True positives, false alarms — measure what matters

true positive:Correct alarm · real fire detectedfalse positive:False alarm · burnt toast triggered itfalse negative:Missed detection · real fire, no alarm

Your apartment has a fire alarm. It can do four things:

True Positive (TP) — There's a real fire, and the alarm goes off. Perfect. This is what you want.
True Negative (TN) — No fire, no alarm. Also perfect. Quiet night.
False Positive (FP) — You burnt some toast, and the alarm screams at 3 AM. Annoying, but you're alive.
False Negative (FN) — There's a real fire, but the alarm stays silent. You're asleep. This is the worst case.

A confusion matrix is simply a table that counts how many of each type your model produced. It's called "confusion" because it shows you exactly where your model gets confused.

Reading the matrix

For a binary classifier (like fire/no-fire), the confusion matrix is a 2×2 grid:

	Predicted: Fire	Predicted: No Fire
Actual: Fire	TP (correct alarm)	FN (missed fire!)
Actual: No Fire	FP (false alarm)	TN (quiet night)

The metrics that flow from it

Accuracy = (TP + TN) / Total — how often you're right overall
Precision = TP / (TP + FP) — when you say "fire," how often is it real?
Recall = TP / (TP + FN) — of all real fires, how many did you catch?
F1 Score = 2 × (Precision × Recall) / (Precision + Recall) — harmonic mean of both

For the fire alarm, recall matters most. You'd rather have 10 false alarms than miss one real fire.

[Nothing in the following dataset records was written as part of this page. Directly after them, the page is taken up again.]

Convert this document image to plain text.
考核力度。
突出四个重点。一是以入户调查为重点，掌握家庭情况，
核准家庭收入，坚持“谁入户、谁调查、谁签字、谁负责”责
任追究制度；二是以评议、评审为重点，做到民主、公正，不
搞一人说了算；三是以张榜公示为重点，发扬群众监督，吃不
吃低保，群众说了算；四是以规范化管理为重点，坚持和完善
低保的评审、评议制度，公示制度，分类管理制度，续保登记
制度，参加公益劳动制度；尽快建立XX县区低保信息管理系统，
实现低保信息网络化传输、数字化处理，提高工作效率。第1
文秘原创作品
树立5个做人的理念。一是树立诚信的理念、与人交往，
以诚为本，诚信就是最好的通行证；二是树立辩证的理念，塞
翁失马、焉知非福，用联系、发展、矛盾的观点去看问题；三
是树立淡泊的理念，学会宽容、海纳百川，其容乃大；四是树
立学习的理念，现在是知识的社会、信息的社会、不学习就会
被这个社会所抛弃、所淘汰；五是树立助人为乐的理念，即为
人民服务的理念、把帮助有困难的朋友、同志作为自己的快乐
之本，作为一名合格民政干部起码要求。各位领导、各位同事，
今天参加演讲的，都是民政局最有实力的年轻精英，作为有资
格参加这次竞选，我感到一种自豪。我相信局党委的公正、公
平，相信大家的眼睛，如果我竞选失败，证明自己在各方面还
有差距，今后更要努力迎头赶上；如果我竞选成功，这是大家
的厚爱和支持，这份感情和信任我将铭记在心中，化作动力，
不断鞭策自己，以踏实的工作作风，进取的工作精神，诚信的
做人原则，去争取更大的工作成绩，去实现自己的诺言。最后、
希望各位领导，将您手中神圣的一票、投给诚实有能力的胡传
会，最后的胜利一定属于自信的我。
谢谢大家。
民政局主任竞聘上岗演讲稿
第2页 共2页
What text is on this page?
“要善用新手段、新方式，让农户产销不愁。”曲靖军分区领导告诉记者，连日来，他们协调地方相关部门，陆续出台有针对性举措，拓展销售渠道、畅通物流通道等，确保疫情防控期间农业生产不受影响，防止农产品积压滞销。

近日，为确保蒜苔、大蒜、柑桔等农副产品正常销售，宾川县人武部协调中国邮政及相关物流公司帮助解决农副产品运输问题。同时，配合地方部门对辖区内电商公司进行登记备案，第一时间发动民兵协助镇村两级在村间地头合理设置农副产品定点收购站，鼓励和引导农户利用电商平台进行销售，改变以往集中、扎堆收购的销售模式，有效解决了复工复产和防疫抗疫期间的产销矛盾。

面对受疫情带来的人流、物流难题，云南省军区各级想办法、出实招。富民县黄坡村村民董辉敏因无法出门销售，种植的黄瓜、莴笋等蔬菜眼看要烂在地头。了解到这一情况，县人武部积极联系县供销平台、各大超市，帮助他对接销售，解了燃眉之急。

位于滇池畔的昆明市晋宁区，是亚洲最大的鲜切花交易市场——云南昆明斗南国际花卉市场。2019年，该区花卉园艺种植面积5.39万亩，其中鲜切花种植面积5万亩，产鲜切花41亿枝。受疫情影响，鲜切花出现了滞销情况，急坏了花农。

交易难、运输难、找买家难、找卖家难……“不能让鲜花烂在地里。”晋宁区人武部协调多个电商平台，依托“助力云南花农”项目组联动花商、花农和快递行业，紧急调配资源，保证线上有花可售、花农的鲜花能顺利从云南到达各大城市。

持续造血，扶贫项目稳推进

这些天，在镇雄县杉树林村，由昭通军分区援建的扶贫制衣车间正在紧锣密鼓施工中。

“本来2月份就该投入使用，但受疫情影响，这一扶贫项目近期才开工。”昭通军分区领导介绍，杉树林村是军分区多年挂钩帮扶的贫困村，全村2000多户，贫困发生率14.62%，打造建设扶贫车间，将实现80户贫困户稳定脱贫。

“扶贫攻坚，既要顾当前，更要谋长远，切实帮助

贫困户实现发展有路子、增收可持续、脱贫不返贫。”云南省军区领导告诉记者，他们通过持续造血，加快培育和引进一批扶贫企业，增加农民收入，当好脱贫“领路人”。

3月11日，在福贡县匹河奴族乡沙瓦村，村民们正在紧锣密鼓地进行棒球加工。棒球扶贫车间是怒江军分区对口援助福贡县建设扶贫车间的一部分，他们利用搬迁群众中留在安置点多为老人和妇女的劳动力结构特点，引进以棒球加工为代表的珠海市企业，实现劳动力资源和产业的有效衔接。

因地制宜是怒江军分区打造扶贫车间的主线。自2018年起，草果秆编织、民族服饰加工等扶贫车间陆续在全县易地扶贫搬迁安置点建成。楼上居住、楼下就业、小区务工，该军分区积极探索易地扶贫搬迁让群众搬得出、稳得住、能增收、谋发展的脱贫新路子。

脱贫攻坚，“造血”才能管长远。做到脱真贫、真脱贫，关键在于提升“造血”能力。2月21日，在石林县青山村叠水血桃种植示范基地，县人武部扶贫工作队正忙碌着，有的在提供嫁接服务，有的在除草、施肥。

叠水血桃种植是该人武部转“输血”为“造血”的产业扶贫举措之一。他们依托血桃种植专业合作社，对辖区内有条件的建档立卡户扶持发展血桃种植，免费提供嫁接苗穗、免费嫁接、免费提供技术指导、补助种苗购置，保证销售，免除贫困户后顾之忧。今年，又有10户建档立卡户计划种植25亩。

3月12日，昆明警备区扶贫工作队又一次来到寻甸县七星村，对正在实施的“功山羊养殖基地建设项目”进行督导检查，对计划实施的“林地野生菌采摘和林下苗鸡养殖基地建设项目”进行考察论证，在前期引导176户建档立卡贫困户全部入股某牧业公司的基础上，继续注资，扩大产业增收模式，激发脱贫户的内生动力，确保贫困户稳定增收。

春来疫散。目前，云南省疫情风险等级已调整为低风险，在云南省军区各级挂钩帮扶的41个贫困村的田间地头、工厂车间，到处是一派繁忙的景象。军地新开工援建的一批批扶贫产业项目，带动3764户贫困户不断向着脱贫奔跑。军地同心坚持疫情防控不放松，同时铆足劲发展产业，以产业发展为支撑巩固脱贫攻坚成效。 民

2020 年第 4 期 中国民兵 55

Building a Confusion Matrix

from sklearn.metrics import confusion_matrix, classification_report

# Actual labels and predictions
y_true = [1, 1, 1, 0, 0, 0, 1, 0, 1, 0]
y_pred = [1, 0, 1, 0, 0, 1, 1, 0, 0, 0]
# 1 = fire, 0 = no fire

cm = confusion_matrix(y_true, y_pred)
print("Confusion Matrix:")
print(cm)
print()
print(classification_report(y_true, y_pred, 
      target_names=['No Fire', 'Fire']))

Output

Confusion Matrix:
[[4 1]
 [2 3]]

              precision    recall  f1-score
   No Fire       0.67      0.80      0.73
      Fire       0.75      0.60      0.67
  accuracy                           0.70

When accuracy lies

Imagine 1,000 people go through airport security. Only 2 are actually carrying something dangerous. A lazy detector that says "nobody is dangerous" gets 998/1000 = 99.8% accuracy. Sounds incredible — but it missed both actual threats. Its recall is 0%.

This is why the confusion matrix exists. Accuracy alone is dangerous for imbalanced datasets. You need to see the full picture: where exactly is the model failing?

Note: The "cost" of errors is often asymmetric. A false negative in cancer screening (missed cancer) is far worse than a false positive (unnecessary follow-up). Always ask: which type of error is more expensive for YOUR use case?